Döb, açıklamasının devamında mevcut nizamın öğrencilere yoksulluk, barınma sorunu ve güvenliksiz bir ortam yarattığını vurgulayarak şu tabirleri kullandı:

“SERMAYEYE PEŞKEŞ ÇEKİLEN ÖĞRENCİLERİN YAŞAMIDIR”

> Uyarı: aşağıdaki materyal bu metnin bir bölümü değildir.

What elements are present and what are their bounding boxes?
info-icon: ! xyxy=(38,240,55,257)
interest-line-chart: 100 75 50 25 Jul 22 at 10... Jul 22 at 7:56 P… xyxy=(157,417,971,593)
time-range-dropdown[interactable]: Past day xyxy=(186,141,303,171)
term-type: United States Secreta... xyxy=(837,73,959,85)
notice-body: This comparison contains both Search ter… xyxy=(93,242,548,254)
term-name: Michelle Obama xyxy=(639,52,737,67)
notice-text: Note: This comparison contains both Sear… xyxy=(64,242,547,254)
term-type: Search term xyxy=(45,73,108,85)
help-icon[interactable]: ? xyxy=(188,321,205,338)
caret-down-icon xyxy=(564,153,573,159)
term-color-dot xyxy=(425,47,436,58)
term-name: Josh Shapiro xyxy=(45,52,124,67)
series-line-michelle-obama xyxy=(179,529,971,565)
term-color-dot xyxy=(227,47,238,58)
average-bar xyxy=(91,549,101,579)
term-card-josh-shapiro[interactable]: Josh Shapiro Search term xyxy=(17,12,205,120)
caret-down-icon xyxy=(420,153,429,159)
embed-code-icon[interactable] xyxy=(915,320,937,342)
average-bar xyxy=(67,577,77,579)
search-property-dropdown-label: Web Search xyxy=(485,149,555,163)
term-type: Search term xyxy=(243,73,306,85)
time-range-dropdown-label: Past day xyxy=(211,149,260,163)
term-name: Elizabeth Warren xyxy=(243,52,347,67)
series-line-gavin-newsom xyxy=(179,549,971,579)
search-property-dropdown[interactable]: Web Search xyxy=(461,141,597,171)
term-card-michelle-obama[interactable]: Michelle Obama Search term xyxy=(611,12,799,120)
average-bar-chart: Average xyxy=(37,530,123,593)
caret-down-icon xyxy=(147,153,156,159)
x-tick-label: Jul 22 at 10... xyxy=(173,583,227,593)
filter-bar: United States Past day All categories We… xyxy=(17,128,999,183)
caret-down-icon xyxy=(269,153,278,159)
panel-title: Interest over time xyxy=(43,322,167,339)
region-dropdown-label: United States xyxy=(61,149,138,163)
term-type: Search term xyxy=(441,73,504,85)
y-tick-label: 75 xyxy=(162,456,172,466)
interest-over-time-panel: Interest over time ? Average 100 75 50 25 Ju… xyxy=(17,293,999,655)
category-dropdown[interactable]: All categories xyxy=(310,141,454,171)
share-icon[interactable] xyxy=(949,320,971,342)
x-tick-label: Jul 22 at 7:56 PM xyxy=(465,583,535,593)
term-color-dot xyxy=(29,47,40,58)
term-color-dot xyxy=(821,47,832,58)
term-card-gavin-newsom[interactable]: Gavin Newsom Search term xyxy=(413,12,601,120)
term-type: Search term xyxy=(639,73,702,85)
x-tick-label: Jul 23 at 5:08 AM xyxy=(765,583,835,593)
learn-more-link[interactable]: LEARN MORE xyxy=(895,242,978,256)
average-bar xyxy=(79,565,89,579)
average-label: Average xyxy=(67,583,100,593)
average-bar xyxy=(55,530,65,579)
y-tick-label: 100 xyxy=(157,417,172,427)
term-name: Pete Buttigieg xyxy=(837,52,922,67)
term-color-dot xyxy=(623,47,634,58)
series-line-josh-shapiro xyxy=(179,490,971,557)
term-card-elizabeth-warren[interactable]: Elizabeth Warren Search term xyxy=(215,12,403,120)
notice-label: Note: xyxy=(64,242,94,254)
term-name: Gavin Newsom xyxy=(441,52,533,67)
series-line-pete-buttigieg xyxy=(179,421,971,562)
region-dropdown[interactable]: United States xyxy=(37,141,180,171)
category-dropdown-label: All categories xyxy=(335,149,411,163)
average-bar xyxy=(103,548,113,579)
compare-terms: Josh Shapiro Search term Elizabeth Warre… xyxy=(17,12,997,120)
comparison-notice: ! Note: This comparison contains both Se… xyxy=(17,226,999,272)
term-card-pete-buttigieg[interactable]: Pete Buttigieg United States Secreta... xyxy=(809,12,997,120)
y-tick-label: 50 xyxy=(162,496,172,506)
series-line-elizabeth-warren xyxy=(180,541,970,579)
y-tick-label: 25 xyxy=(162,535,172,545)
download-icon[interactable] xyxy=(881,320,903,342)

Öğrenciler ismine açıklama yapan Ezgi Çetin ise, YÖK’ün ve iktidarın öğrencilerin sermayeye ‘peşkeş’ çekildiğini vurgulayarak şunları kaydetti:

“YÖK, kurulduğu günden bugüne toplum için bilim üretilmesi gerekilen üniversite sıralarında iktidarın ve egemenliğin ideolojik kuklası olarak hareket etmektedir. Bugün de biz öğrenciler çok yeterli görüyoruz ki bizlere açık bir politik savaş bağlatmaktadır. YÖK ve iktidar bizleri müşteri olarak görmek istiyor. Her alanımızı özelleştiriyor ve sermayeyi peşkeş çekiyor. Bizler biliyoruz ki sermayeye peşkeş çekilen öğrencilerin hayatıdır. KYK’da ihmal yüzünden Zelal Ertaş’ın katili YÖK’tür. KYK’da geleceksizlik yüzünden intihar eden Doğuşcan’ın faili, YÖK ve iktidarın ta kendisidir. Hayatlara çalınan tüm sıra arkadaşlarımızın hesabını şüphesiz soracağız. Bizler parasız, bilimsel, anabilse ve her alanda eşitlikçi eğitimlere üniversiteler istiyoruz. Bunu engellemek için kurulan YÖK’e karşı gayretimiz her daim sürüyor, sürecek. Bu, hayatları çalınan üniversite arkadaşlarımıza borcumuzdur. YÖK ve onun kuklaları kayyum rektörler çok bilsin ki bizler buradayız. Onlarla çaba etmeye, onları hayat alanlarımızdan arındırmaya, arındırana kadar sokaklarda olmaya devam edeceğiz. Çaba eden bir gün, gayret etmeyen her gün ölmeye mahkumdur.”